Dr. Jakob von Engelhardt, with DZNE and DKFZ
The research team had discovered that the proteins affect how quickly AMPA receptors return to a receptive state. “If glutamate has docked on to a receptor, it takes a while until the receptor can react to the next neurotransmitter. CKAMP44 lengthens this period. But TARP Gamma-8 helps the receptor to return to a receptive state more quickly.” added von Engelhardt.

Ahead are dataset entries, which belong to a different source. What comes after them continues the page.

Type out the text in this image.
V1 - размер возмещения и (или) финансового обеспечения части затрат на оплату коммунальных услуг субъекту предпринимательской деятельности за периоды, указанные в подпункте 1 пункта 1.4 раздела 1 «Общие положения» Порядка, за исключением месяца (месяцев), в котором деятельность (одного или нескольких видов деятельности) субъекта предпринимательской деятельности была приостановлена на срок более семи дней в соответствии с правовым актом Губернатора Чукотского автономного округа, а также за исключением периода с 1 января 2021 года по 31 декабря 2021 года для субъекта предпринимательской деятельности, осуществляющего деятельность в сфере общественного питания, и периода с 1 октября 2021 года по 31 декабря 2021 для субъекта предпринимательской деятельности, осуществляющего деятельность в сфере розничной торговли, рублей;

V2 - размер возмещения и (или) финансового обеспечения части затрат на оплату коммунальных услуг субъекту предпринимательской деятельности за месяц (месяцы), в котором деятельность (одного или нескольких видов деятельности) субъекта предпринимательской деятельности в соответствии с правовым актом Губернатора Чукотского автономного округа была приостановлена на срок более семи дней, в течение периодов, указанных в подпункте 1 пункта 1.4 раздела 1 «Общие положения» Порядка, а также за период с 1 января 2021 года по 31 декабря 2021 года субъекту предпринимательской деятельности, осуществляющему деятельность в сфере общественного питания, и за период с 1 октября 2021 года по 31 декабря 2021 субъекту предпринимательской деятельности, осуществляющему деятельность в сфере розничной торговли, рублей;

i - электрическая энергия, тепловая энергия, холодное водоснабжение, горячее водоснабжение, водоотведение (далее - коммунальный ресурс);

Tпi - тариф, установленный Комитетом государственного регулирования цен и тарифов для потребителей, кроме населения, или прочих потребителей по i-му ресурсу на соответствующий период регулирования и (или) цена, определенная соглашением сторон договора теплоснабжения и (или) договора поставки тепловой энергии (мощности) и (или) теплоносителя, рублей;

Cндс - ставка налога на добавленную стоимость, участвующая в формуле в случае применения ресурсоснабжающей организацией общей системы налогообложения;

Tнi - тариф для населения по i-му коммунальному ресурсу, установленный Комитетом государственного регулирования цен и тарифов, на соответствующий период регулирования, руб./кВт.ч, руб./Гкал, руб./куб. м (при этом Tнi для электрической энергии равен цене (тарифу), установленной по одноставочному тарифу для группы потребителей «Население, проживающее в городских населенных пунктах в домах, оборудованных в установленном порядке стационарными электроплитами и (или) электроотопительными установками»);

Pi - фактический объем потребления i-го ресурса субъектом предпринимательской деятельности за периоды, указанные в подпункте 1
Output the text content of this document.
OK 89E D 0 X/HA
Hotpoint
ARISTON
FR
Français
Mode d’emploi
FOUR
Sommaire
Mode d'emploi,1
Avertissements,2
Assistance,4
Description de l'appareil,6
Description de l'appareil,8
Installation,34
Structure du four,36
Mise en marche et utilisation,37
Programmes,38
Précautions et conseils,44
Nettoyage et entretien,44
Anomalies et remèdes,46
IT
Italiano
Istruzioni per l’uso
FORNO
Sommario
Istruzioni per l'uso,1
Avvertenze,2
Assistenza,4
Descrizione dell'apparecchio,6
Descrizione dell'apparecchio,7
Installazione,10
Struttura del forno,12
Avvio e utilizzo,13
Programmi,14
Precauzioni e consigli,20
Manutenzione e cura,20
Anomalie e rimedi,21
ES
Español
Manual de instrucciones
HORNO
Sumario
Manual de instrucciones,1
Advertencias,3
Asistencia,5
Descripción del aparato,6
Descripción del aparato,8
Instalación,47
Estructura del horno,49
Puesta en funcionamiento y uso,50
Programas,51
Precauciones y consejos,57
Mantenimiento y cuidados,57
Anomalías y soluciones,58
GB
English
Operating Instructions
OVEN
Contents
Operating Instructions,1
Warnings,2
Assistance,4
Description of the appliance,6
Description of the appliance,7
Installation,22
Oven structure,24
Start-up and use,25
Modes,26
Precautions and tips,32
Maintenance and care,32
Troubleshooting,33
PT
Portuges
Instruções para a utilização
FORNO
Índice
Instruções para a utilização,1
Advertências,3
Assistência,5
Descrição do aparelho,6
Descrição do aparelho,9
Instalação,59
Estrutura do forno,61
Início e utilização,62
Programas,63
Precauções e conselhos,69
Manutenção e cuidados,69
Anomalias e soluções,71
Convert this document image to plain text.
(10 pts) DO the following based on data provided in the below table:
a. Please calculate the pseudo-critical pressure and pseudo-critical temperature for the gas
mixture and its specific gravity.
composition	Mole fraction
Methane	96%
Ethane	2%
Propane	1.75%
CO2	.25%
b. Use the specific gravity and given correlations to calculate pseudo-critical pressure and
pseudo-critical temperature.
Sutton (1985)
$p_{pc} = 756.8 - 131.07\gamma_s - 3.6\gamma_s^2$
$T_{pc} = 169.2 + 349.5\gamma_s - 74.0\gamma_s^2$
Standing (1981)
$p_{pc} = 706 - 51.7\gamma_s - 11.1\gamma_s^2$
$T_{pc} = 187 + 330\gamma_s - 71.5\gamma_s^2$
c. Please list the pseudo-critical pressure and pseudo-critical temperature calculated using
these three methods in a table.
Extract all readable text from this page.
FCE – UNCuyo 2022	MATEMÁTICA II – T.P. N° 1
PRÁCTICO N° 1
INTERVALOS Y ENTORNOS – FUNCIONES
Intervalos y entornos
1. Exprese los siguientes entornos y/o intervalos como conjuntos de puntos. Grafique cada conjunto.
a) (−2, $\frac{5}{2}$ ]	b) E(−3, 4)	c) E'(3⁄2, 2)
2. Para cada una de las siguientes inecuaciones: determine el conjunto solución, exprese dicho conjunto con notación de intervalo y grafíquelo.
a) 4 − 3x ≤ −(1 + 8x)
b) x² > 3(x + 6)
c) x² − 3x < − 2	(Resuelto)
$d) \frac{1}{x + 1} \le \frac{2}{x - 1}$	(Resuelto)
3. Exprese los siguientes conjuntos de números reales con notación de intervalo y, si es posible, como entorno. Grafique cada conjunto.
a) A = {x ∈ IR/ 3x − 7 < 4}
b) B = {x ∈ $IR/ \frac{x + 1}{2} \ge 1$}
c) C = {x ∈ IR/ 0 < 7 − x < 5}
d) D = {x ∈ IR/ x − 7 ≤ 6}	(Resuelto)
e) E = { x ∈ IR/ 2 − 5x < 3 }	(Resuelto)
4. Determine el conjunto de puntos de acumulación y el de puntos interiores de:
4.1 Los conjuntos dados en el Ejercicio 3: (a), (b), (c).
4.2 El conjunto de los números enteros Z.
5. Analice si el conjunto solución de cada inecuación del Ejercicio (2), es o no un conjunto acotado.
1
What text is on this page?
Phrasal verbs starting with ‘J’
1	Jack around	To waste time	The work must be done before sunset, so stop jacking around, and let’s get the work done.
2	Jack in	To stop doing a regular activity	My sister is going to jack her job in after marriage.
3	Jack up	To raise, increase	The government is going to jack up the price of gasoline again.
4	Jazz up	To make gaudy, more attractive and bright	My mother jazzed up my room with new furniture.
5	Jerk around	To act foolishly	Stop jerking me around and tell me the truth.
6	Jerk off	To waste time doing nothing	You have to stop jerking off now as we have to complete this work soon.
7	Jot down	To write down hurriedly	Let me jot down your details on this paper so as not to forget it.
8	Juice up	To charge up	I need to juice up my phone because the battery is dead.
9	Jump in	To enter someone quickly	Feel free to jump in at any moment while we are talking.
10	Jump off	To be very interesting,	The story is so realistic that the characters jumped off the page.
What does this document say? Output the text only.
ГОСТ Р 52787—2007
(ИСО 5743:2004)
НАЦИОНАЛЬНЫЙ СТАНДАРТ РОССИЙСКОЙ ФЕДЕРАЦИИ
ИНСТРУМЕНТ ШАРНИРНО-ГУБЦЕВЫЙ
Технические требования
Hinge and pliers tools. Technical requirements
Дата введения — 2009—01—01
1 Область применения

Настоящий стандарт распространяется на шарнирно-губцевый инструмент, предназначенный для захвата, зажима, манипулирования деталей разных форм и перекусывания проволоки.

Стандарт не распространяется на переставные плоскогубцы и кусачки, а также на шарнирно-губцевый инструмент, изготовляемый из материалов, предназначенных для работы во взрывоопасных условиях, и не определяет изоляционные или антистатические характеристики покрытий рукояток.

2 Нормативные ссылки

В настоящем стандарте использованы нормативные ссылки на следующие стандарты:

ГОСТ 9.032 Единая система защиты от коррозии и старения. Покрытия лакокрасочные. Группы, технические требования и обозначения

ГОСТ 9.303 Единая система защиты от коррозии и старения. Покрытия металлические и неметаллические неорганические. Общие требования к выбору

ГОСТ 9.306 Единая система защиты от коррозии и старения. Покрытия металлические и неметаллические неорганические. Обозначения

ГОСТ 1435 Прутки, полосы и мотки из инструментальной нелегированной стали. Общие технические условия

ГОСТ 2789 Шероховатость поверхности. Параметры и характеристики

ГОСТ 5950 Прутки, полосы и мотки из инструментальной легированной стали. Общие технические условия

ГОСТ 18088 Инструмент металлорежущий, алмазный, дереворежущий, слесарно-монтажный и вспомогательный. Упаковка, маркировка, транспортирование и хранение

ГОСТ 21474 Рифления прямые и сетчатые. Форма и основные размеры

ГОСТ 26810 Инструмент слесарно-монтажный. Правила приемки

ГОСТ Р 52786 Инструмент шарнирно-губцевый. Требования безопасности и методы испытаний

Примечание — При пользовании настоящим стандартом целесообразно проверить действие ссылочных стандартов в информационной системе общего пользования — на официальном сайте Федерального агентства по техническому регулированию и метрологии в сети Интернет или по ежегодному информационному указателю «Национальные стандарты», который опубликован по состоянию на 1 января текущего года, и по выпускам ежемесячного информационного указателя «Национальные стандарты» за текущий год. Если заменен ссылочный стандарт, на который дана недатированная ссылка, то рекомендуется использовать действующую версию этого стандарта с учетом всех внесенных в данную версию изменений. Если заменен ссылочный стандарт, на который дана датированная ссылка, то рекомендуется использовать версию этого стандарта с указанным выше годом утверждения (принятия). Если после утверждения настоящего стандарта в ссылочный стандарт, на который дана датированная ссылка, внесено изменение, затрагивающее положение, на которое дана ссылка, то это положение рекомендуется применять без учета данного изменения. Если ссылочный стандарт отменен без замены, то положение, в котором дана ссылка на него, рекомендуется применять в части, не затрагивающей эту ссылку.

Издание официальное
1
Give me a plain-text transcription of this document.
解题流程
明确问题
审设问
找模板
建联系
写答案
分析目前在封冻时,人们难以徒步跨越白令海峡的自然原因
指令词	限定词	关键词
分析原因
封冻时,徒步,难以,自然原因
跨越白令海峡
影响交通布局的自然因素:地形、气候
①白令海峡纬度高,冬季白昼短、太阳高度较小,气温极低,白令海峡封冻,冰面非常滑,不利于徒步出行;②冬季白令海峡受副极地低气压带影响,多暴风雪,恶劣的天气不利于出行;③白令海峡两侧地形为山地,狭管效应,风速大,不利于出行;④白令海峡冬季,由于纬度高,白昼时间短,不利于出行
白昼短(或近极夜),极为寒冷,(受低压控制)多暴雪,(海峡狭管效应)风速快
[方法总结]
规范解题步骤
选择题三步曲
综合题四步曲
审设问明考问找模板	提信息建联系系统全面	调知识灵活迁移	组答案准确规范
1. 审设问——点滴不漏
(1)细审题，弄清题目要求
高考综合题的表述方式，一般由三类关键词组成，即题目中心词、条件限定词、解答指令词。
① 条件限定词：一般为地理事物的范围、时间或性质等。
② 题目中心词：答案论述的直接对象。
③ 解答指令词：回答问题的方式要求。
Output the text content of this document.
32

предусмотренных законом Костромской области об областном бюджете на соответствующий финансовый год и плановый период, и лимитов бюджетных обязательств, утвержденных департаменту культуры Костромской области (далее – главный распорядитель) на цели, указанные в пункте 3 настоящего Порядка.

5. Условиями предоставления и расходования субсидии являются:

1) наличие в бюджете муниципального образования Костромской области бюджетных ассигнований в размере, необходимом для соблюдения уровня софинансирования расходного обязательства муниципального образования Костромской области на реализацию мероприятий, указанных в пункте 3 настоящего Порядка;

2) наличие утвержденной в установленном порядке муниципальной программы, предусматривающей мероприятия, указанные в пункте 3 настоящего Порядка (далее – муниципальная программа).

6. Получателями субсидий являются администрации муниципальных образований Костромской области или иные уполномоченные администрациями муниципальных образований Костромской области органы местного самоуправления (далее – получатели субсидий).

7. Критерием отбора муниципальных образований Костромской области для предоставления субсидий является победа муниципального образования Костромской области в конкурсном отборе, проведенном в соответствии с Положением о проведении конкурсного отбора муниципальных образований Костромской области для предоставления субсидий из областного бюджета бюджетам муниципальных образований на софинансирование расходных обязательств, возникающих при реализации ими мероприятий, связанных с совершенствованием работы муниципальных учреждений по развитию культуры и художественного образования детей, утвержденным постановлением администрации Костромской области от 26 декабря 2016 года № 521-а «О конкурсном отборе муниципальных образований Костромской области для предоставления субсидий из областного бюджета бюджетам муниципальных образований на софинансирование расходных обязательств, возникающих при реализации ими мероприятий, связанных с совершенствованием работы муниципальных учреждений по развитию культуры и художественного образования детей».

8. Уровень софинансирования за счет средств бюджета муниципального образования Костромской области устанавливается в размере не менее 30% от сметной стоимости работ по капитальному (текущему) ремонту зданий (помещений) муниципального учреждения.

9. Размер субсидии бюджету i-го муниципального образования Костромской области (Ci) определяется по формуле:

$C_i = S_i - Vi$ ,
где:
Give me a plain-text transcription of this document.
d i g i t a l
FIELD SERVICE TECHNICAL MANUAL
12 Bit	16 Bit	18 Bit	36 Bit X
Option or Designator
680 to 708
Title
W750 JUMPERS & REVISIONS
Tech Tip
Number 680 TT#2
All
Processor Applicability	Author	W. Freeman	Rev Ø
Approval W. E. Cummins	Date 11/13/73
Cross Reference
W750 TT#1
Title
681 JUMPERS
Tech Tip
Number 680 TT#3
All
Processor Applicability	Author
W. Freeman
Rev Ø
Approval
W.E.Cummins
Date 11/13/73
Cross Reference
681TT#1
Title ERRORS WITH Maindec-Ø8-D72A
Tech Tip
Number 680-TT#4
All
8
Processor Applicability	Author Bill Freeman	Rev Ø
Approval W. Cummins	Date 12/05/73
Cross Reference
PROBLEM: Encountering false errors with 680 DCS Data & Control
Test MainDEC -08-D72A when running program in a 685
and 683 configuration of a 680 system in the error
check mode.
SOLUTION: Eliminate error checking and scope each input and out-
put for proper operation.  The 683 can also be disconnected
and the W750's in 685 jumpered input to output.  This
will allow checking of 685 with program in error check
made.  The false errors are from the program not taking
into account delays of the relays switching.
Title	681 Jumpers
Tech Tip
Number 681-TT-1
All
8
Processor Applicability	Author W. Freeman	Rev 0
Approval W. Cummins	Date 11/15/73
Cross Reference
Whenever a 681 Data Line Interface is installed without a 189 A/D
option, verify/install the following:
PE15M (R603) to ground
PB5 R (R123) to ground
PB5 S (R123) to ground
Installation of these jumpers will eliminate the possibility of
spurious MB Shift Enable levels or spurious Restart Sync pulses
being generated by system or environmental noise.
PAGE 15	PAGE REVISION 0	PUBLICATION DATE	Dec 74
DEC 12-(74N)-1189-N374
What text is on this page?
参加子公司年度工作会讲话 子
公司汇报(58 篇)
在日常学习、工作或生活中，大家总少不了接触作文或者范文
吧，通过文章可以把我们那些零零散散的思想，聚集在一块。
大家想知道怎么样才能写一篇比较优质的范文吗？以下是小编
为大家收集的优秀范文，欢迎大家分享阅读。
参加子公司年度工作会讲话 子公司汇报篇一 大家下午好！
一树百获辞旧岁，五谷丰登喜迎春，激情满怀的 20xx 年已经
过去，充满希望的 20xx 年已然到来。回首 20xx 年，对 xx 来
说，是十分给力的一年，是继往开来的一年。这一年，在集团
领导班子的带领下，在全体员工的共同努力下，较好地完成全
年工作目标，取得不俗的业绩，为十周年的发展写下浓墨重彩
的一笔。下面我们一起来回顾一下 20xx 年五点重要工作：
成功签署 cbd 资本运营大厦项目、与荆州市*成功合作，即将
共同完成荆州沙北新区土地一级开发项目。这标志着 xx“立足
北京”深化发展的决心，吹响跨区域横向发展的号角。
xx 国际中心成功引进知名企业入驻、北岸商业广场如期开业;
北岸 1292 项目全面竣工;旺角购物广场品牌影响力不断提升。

Therefore, CKAMP44 temporarily weakens the synaptic connection, while TARP Gamma-8 strengthens it. Through this interplay of these two proteins, synapse is able to tune its sensitivity. Tuning can last from milliseconds to a few seconds before the strength of the connection is again changed. Specialists refer to this as “short-term plasticity.” “These proteins ultimately influence how well the nerve cell is able to react in rapid succession to incomming signals,” added Dr. von Engelhardt
Much to the researchers’ surprise, it turned out that the two proteins influence not only the synapse but also the shape of neurons. In the absence of these two protein molecules, neurons have fewer dendrites to establish contact with other neurons.
Since the two molecules act directly on the structure as well as function of synapse gaps on granule cells, Dr. von Engelhardt considers it very likely that they also have an influence on learning and memory.
•CKAMP44 and TARP γ-8 increase surface expression of AMPA receptors
•Both proteins can be contained within the same AMPA receptor complex
•They both influence neuronal morphology
•Short- and long-term synaptic plasticity is differentially modulated by both proteins
Gating properties and surface trafficking of AMPA receptors (AMPARs) are modulated by auxiliary subunits. Here we studied the function of coexpressed auxiliary subunits belonging to two different classes. We focused on TARP γ-8 and CKAMP44 in dentate gyrus (DG) granule cells, since both subunits are highly expressed in this cell type. TARP γ-8 and CKAMP44 decrease the rate of deactivation but have an opposing influence on receptor desensitization, which accounts for their differential modulation of synaptic short-term plasticity. Furthermore, long-term plasticity (LTP) requires TARP γ-8 but not CKAMP44. The coexpression of both auxiliary subunits is necessary for the efficient targeting of AMPARs to the cell surface of DG granule cells. Finally, electrophysiological and biochemical evidence support the notion that CKAMP44 and TARP γ-8 can be contained in the same AMPAR complex.
Co-expressed auxiliary subunits exhibit distinct modulatory profiles on AMPA receptor function.
Konstantin Khodosevich, Eric Jacobi, Paul Farrow, Anton Schulmann, Alexandru Rusu, Ling Zhang, Rolf Sprengel, Hannah Monyer, Jakob von Engelhardt. Neuron (2014). doi:10.1016/j.neuron.2014.07.004.